One night in the not so distant past, with the aid of a few beers, I decided to stalk an ex on Facebook. To call her an ex is to use the term liberally -- we didn't have a relationship so much as we had intensity and scarcity, brief encounters of passion followed by months of no contact. We fought terribly and exhaustively, but when it was good, it was really good. It was the kind of relationship I'd never have again, but also one that's stuck with me. "It's been several years," I told myself. "I'll just see what she's up to." When I clicked over, I was startled to find her looking hotter than ever, and immediately looked down at my penguin pajama pants and stained AmeriCorps hoodie in disgust.
Despite how long it had been since we'd dated, it was amazing how instantaneous the feelings of remorse and regret came back simply from seeing her pixelated form, surrounded by friends (lovers?) and surely having a far better time in that one moment than I'd had all year.

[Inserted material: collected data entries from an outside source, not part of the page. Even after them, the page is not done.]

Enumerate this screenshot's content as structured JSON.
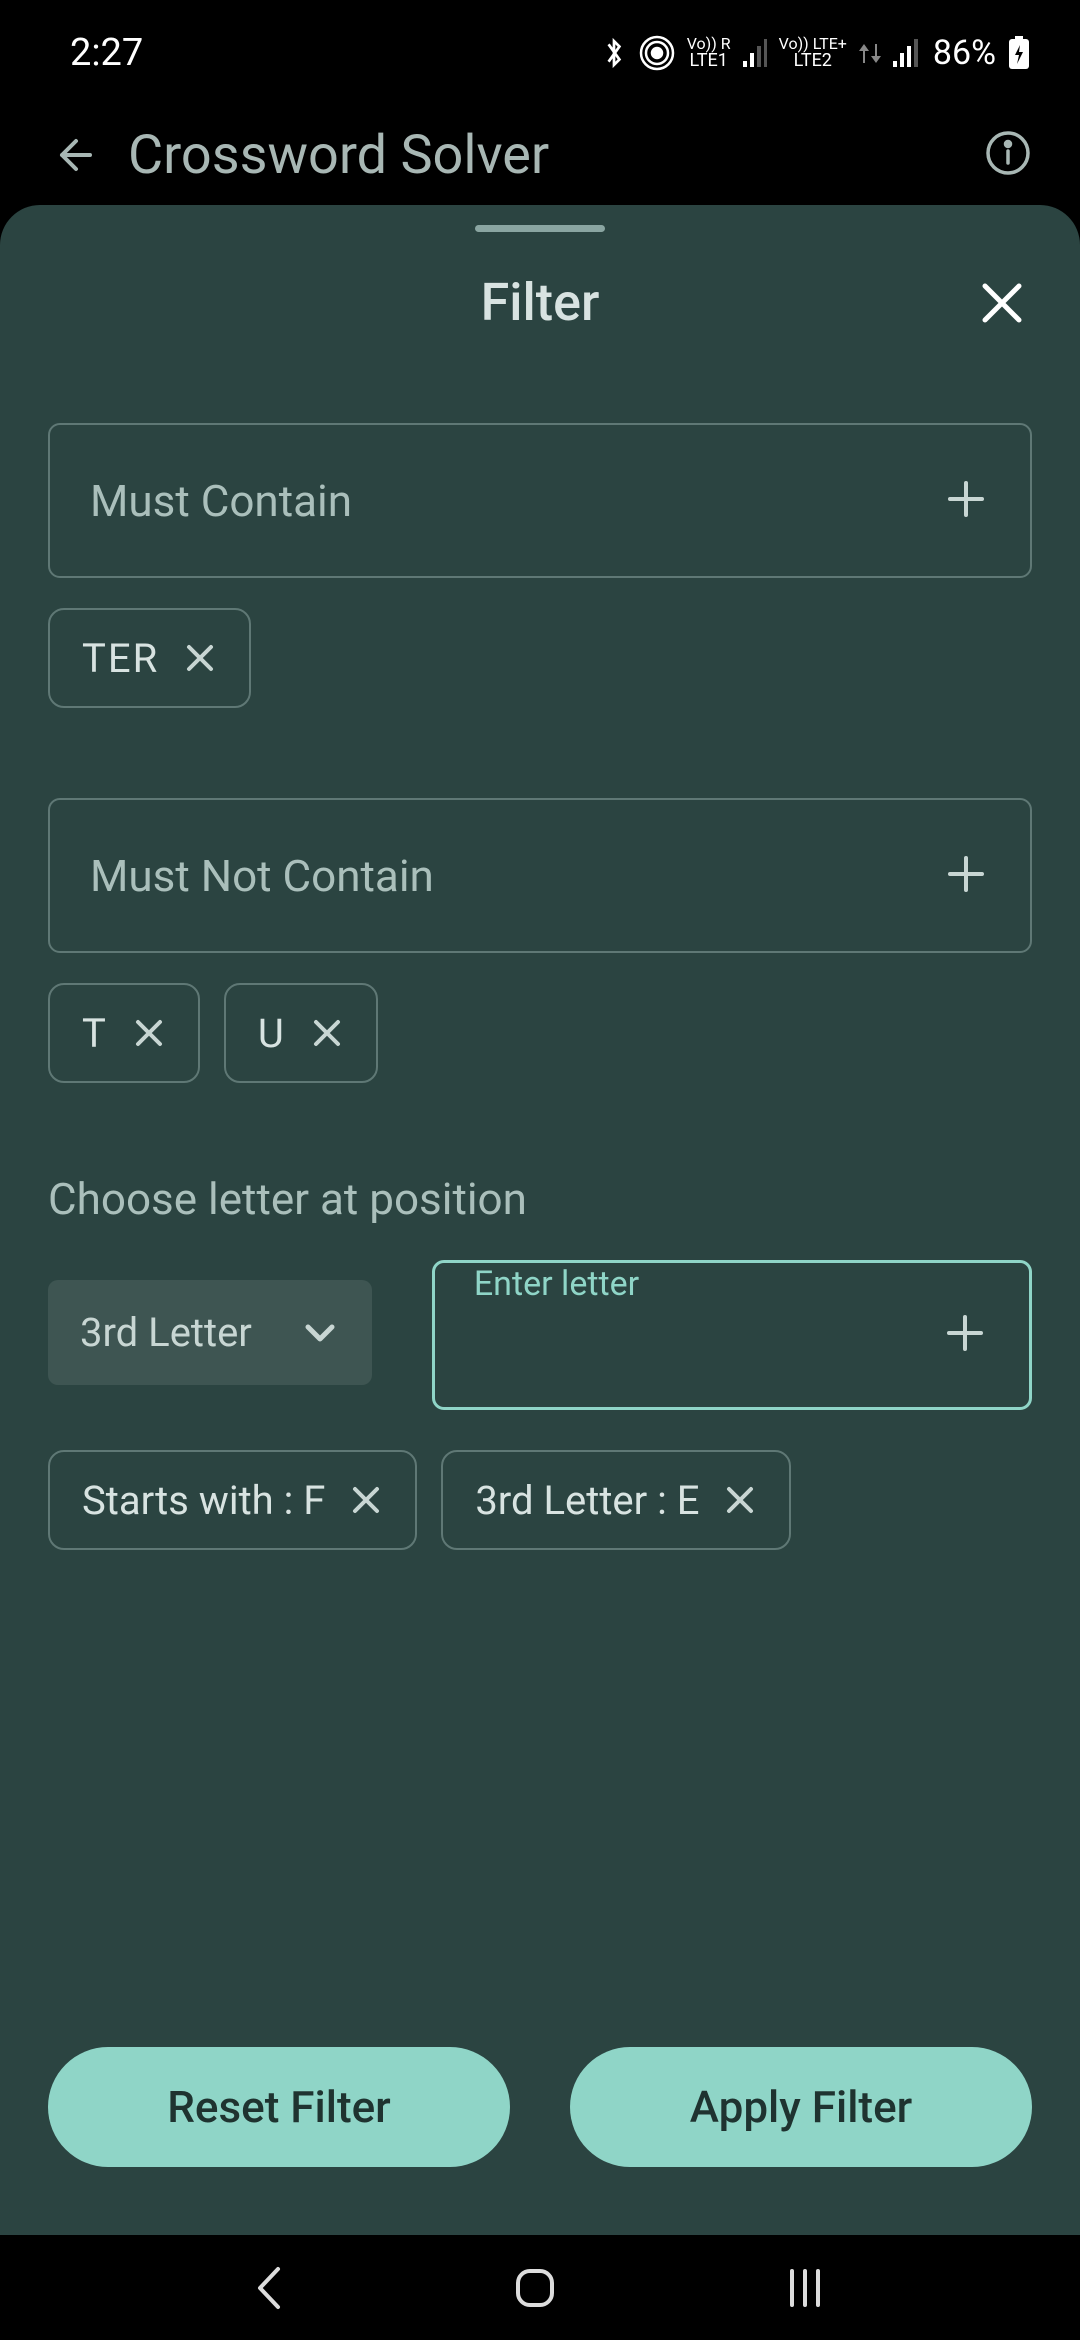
{
  "status": {
    "time": "2:27",
    "battery": "86%",
    "lte1_top": "Vo)) R",
    "lte1_bottom": "LTE1",
    "lte2_top": "Vo)) LTE+",
    "lte2_bottom": "LTE2"
  },
  "header": {
    "title": "Crossword Solver"
  },
  "modal": {
    "title": "Filter",
    "must_contain_label": "Must Contain",
    "must_not_contain_label": "Must Not Contain",
    "position_label": "Choose letter at position",
    "dropdown_value": "3rd Letter",
    "enter_letter_label": "Enter letter",
    "reset_label": "Reset Filter",
    "apply_label": "Apply Filter"
  },
  "must_contain_chips": {
    "c0": "TER"
  },
  "must_not_contain_chips": {
    "c0": "T",
    "c1": "U"
  },
  "position_chips": {
    "c0": "Starts with : F",
    "c1": "3rd Letter : E"
  }
}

We all know it's a bad idea to ex stalk, yet the temptation is often too much for us to resist. But we should fight it. Here are five compelling reasons why.
5. You won't like what you find
Post-breakup, we expect our exes to be weepy messes, drinking gin out of measuring cups and listening to Gotye on repeat. Even if that is actually happening, it's not going to be reflected on Facebook. When was the last time you saw someone post a picture of themselves looking wretched? "Here's me, right after I went on that heartache bender and threw up on a hooker LOL!" Facebook is never an accurate reflection of reality, and according to a 2011 study, seeing other people looking happy on Facebook makes us feel dejected and irritable because we assume everyone else is having a better time than we are.

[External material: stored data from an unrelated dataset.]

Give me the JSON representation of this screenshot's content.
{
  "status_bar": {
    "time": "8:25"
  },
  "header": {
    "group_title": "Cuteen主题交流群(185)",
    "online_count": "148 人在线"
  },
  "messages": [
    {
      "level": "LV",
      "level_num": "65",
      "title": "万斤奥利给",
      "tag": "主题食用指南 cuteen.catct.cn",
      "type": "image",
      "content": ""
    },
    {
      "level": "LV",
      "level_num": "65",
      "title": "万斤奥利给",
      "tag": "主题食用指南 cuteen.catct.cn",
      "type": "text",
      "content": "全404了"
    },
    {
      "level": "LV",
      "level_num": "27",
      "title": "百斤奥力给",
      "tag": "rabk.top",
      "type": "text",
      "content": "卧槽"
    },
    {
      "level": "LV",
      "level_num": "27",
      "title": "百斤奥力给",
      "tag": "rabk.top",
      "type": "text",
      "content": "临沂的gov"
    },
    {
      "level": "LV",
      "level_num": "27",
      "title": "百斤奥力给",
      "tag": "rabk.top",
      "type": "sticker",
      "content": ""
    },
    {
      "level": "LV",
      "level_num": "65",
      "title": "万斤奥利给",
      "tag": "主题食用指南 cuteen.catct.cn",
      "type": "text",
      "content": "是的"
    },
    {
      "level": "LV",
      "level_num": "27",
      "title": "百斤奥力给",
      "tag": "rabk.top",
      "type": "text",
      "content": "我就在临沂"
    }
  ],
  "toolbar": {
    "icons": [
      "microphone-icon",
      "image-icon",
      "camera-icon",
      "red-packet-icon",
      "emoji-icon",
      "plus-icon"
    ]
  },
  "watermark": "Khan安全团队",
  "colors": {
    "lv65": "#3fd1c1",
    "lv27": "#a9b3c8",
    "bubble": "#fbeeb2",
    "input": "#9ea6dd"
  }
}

4. Science tells us not to
Speaking of studies, Tracy Clark-Flory over at Salon has a great post on defriending, where she proves what we already know:
"Facebook stalking" an ex "may obstruct the process of healing and moving on from a past relationship."

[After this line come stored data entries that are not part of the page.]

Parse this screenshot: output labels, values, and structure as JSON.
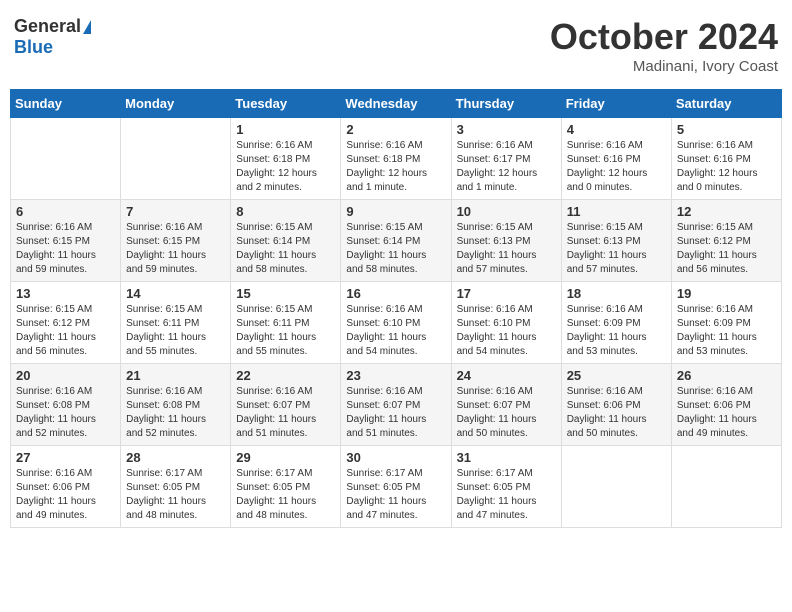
{
  "header": {
    "logo_general": "General",
    "logo_blue": "Blue",
    "month_title": "October 2024",
    "location": "Madinani, Ivory Coast"
  },
  "weekdays": [
    "Sunday",
    "Monday",
    "Tuesday",
    "Wednesday",
    "Thursday",
    "Friday",
    "Saturday"
  ],
  "weeks": [
    [
      {
        "day": "",
        "info": ""
      },
      {
        "day": "",
        "info": ""
      },
      {
        "day": "1",
        "info": "Sunrise: 6:16 AM\nSunset: 6:18 PM\nDaylight: 12 hours\nand 2 minutes."
      },
      {
        "day": "2",
        "info": "Sunrise: 6:16 AM\nSunset: 6:18 PM\nDaylight: 12 hours\nand 1 minute."
      },
      {
        "day": "3",
        "info": "Sunrise: 6:16 AM\nSunset: 6:17 PM\nDaylight: 12 hours\nand 1 minute."
      },
      {
        "day": "4",
        "info": "Sunrise: 6:16 AM\nSunset: 6:16 PM\nDaylight: 12 hours\nand 0 minutes."
      },
      {
        "day": "5",
        "info": "Sunrise: 6:16 AM\nSunset: 6:16 PM\nDaylight: 12 hours\nand 0 minutes."
      }
    ],
    [
      {
        "day": "6",
        "info": "Sunrise: 6:16 AM\nSunset: 6:15 PM\nDaylight: 11 hours\nand 59 minutes."
      },
      {
        "day": "7",
        "info": "Sunrise: 6:16 AM\nSunset: 6:15 PM\nDaylight: 11 hours\nand 59 minutes."
      },
      {
        "day": "8",
        "info": "Sunrise: 6:15 AM\nSunset: 6:14 PM\nDaylight: 11 hours\nand 58 minutes."
      },
      {
        "day": "9",
        "info": "Sunrise: 6:15 AM\nSunset: 6:14 PM\nDaylight: 11 hours\nand 58 minutes."
      },
      {
        "day": "10",
        "info": "Sunrise: 6:15 AM\nSunset: 6:13 PM\nDaylight: 11 hours\nand 57 minutes."
      },
      {
        "day": "11",
        "info": "Sunrise: 6:15 AM\nSunset: 6:13 PM\nDaylight: 11 hours\nand 57 minutes."
      },
      {
        "day": "12",
        "info": "Sunrise: 6:15 AM\nSunset: 6:12 PM\nDaylight: 11 hours\nand 56 minutes."
      }
    ],
    [
      {
        "day": "13",
        "info": "Sunrise: 6:15 AM\nSunset: 6:12 PM\nDaylight: 11 hours\nand 56 minutes."
      },
      {
        "day": "14",
        "info": "Sunrise: 6:15 AM\nSunset: 6:11 PM\nDaylight: 11 hours\nand 55 minutes."
      },
      {
        "day": "15",
        "info": "Sunrise: 6:15 AM\nSunset: 6:11 PM\nDaylight: 11 hours\nand 55 minutes."
      },
      {
        "day": "16",
        "info": "Sunrise: 6:16 AM\nSunset: 6:10 PM\nDaylight: 11 hours\nand 54 minutes."
      },
      {
        "day": "17",
        "info": "Sunrise: 6:16 AM\nSunset: 6:10 PM\nDaylight: 11 hours\nand 54 minutes."
      },
      {
        "day": "18",
        "info": "Sunrise: 6:16 AM\nSunset: 6:09 PM\nDaylight: 11 hours\nand 53 minutes."
      },
      {
        "day": "19",
        "info": "Sunrise: 6:16 AM\nSunset: 6:09 PM\nDaylight: 11 hours\nand 53 minutes."
      }
    ],
    [
      {
        "day": "20",
        "info": "Sunrise: 6:16 AM\nSunset: 6:08 PM\nDaylight: 11 hours\nand 52 minutes."
      },
      {
        "day": "21",
        "info": "Sunrise: 6:16 AM\nSunset: 6:08 PM\nDaylight: 11 hours\nand 52 minutes."
      },
      {
        "day": "22",
        "info": "Sunrise: 6:16 AM\nSunset: 6:07 PM\nDaylight: 11 hours\nand 51 minutes."
      },
      {
        "day": "23",
        "info": "Sunrise: 6:16 AM\nSunset: 6:07 PM\nDaylight: 11 hours\nand 51 minutes."
      },
      {
        "day": "24",
        "info": "Sunrise: 6:16 AM\nSunset: 6:07 PM\nDaylight: 11 hours\nand 50 minutes."
      },
      {
        "day": "25",
        "info": "Sunrise: 6:16 AM\nSunset: 6:06 PM\nDaylight: 11 hours\nand 50 minutes."
      },
      {
        "day": "26",
        "info": "Sunrise: 6:16 AM\nSunset: 6:06 PM\nDaylight: 11 hours\nand 49 minutes."
      }
    ],
    [
      {
        "day": "27",
        "info": "Sunrise: 6:16 AM\nSunset: 6:06 PM\nDaylight: 11 hours\nand 49 minutes."
      },
      {
        "day": "28",
        "info": "Sunrise: 6:17 AM\nSunset: 6:05 PM\nDaylight: 11 hours\nand 48 minutes."
      },
      {
        "day": "29",
        "info": "Sunrise: 6:17 AM\nSunset: 6:05 PM\nDaylight: 11 hours\nand 48 minutes."
      },
      {
        "day": "30",
        "info": "Sunrise: 6:17 AM\nSunset: 6:05 PM\nDaylight: 11 hours\nand 47 minutes."
      },
      {
        "day": "31",
        "info": "Sunrise: 6:17 AM\nSunset: 6:05 PM\nDaylight: 11 hours\nand 47 minutes."
      },
      {
        "day": "",
        "info": ""
      },
      {
        "day": "",
        "info": ""
      }
    ]
  ]
}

She goes on to note that you can no longer use "closure" as an excuse for stalking. It doesn't help us move on; it further mires us in our obsessions.
3. It's counterproductive
They're called breakups for a reason. You need a break in order to fully recover. That means physically, emotionally, and electronically. We want so desperately to hold on to the people that matter to us, even if doing so causes us emotional distress. By clinging to a past that no longer exists, we're doing far greater damage to ourselves (and future partners) in the long run. Mariah Carey had it right all along (did you doubt?): If you love something, you must set it free.
2. It makes us crazy
On top of the list of negative feelings associated with exes, the highest is probably jealousy. Stalking ensures that you will make yourself paranoid and miserable by psychoanalyzing every picture of your ex, be they posed with man, woman, or rice cooker. "Why is she touching his ARM? Who the fuck is THAT? I haven't seen him smile like that in ages?!" Also, according to a college study last year, 30 percent of users "posted poetry or music lyrics to taunt or hurt" an ex or make them jealous. So even if you're not working yourself into a tizzy over their photos, your exes might be posting things to intentionally get back at you OR get back with you. Both things you want to avoid if you can help it.
1. It's a waste of time
The time you spend poring over Facebook is cutting into the far more precious time you should be spending by reading about the latest weird face-slapping health regimen or delightful manatee meme. We already waste enough of our days online. Facebook accounts for one in every five pageviews. I can assure you that you're not going to look back at your life years from now and think, "If only I'd spent more time looking at high school photos of my ex!" Use your time wisely. Get back to getting a life. This is how we move on.